El rango de temperatura normal en un perro adulto sano se sitúa entre los 38 ºC y los 39 ºC medidos de forma rectal. En cachorros, ese rango puede ser ligeramente superior. Es importante tener en cuenta que la temperatura puede variar en función de la hora del día —suele ser más alta por la tarde—, del nivel de actividad reciente o del estado emocional del animal. Un perro que acaba de jugar de forma intensa o que está muy estresado puede tener una temperatura algo más alta sin que eso implique fiebre. La referencia de temperatura normal es útil como punto de partida, pero siempre hay que valorarla en el contexto general del animal: un perro con 38,8 ºC pero con otros síntomas merece atención igual que uno con 39,4 ºC.
Causas comunes de fiebre en perros
La fiebre es un síntoma, no una enfermedad en sí misma, y sus causas pueden ser muy variadas. Las más frecuentes incluyen infecciones bacterianas, víricas o fúngicas —como el moquillo, la parvovirosis o la leptospirosis—, así como procesos inflamatorios internos, reacciones a vacunas recientes, intoxicaciones y enfermedades autoinmunes. En algunos casos, la fiebre aparece tras una herida o mordedura que ha derivado en un proceso infeccioso local. También puede ser el primer síntoma visible de enfermedades sistémicas más complejas que el veterinario deberá investigar mediante análisis.

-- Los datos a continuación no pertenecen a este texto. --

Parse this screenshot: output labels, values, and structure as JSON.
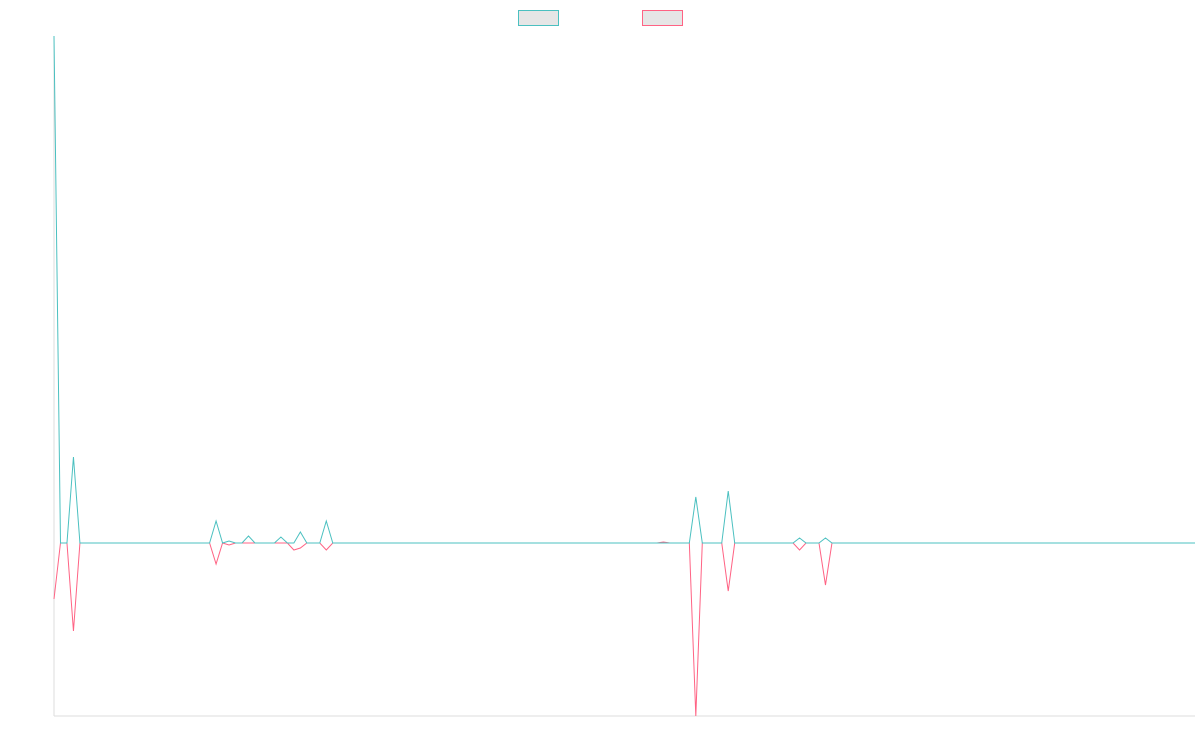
{
  "chart_data": {
    "type": "line",
    "x": [
      0,
      1,
      2,
      3,
      4,
      24,
      25,
      26,
      27,
      28,
      29,
      30,
      31,
      34,
      35,
      36,
      37,
      38,
      39,
      41,
      42,
      43,
      93,
      94,
      95,
      98,
      99,
      100,
      103,
      104,
      105,
      114,
      115,
      116,
      118,
      119,
      120,
      176
    ],
    "xlim": [
      0,
      176
    ],
    "ylim": [
      -17.3,
      50.7
    ],
    "series": [
      {
        "color": "#ff6384",
        "values": [
          -5.6,
          0,
          0,
          -8.8,
          0,
          0,
          -2.1,
          0,
          -0.2,
          0,
          0,
          0,
          0,
          0,
          0,
          0,
          -0.7,
          -0.5,
          0,
          0,
          -0.7,
          0,
          0,
          0.1,
          0,
          0,
          -17.3,
          0,
          0,
          -4.8,
          0,
          0,
          -0.7,
          0,
          0,
          -4.2,
          0,
          0
        ]
      },
      {
        "color": "#4bc0c0",
        "values": [
          50.7,
          0,
          0,
          8.6,
          0,
          0,
          2.2,
          0,
          0.2,
          0,
          0,
          0.7,
          0,
          0,
          0.6,
          0,
          0,
          1.1,
          0,
          0,
          2.2,
          0,
          0,
          0,
          0,
          0,
          4.6,
          0,
          0,
          5.2,
          0,
          0,
          0.5,
          0,
          0,
          0.5,
          0,
          0
        ]
      }
    ],
    "legend_position": "top"
  }
}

Una de las claves para identificar la causa es fijarse en qué otros síntomas acompañan a la fiebre: vómitos, diarrea, tos, cojera o cambios en el comportamiento son pistas valiosas que debes comunicar al veterinario.
- Infecciones bacterianas, víricas o fúngicas (moquillo, parvovirosis, leptospirosis)
- Procesos inflamatorios internos de diversa origen
- Reacción a vacunas recientes
- Intoxicaciones por sustancias o alimentos tóxicos
- Enfermedades autoinmunes
- Heridas o mordeduras con infección localizada
- Enfermedades sistémicas que requieren diagnóstico veterinario
Síntomas de fiebre en perros
El problema con la fiebre canina es que sus síntomas son fáciles de pasar por alto, especialmente en las primeras horas. Los signos más habituales son apatía y falta de energía: un perro que normalmente está activo y de repente no quiere levantarse del sitio puede estar empezando a desarrollar fiebre. También son frecuentes la pérdida de apetito, el temblor, la nariz seca y caliente —aunque este último dato es mucho menos fiable de lo que la creencia popular sugiere— y los ojos enrojecidos o llorosos. En algunos perros, la fiebre se manifiesta también con jadeo excesivo sin haber hecho ejercicio, o con búsqueda de superficies frías. Si tu perro presenta varios de estos síntomas a la vez, tómale la temperatura: es la única forma de confirmarlo.
- Apatía y falta de energía sin motivo aparente
- Pérdida de apetito o rechazo a la comida
- Temblores sin frío ni estrés evidente
- Ojos enrojecidos o llorosos
- Jadeo excesivo sin haber hecho ejercicio
- Búsqueda de superficies frías para tumbarse
- Nariz seca y caliente (dato poco fiable por sí solo)
Cómo medir la temperatura de tu perro: pasos
Medir la temperatura de un perro en casa es perfectamente posible, aunque requiere un mínimo de preparación y paciencia. El método más fiable es el termómetro rectal digital: los termómetros de oído o de frente diseñados para humanos no son precisos en perros. Antes de empezar, ten a mano el termómetro, vaselina o lubricante y, si es posible, una segunda persona que ayude a mantener al perro tranquilo.
- Lubrica la punta del termómetro con vaselina o gel lubricante
- Coloca al perro de pie o tumbado de lado, con la cola levantada
- Introduce el termómetro con suavidad en el recto, unos 2-3 cm
- Mantén la posición hasta que el termómetro emita el pitido de confirmación
- Retira con cuidado, lee la temperatura y anótala junto con la hora
- Desinfecta el termómetro antes de guardarlo
Si la temperatura supera los 39,5 ºC, llama a tu veterinario. Si supera los 41 ºC, ve directamente a urgencias sin esperar.
La fiebre en perros no siempre es fácil de detectar, pero conocer los síntomas, saber cómo medir la temperatura y tener claro cuándo llamar al veterinario es diferencial. La mayoría de los casos se resuelven bien cuando se actúa a tiempo y con criterio, sin entrar en pánico pero sin esperar demasiado.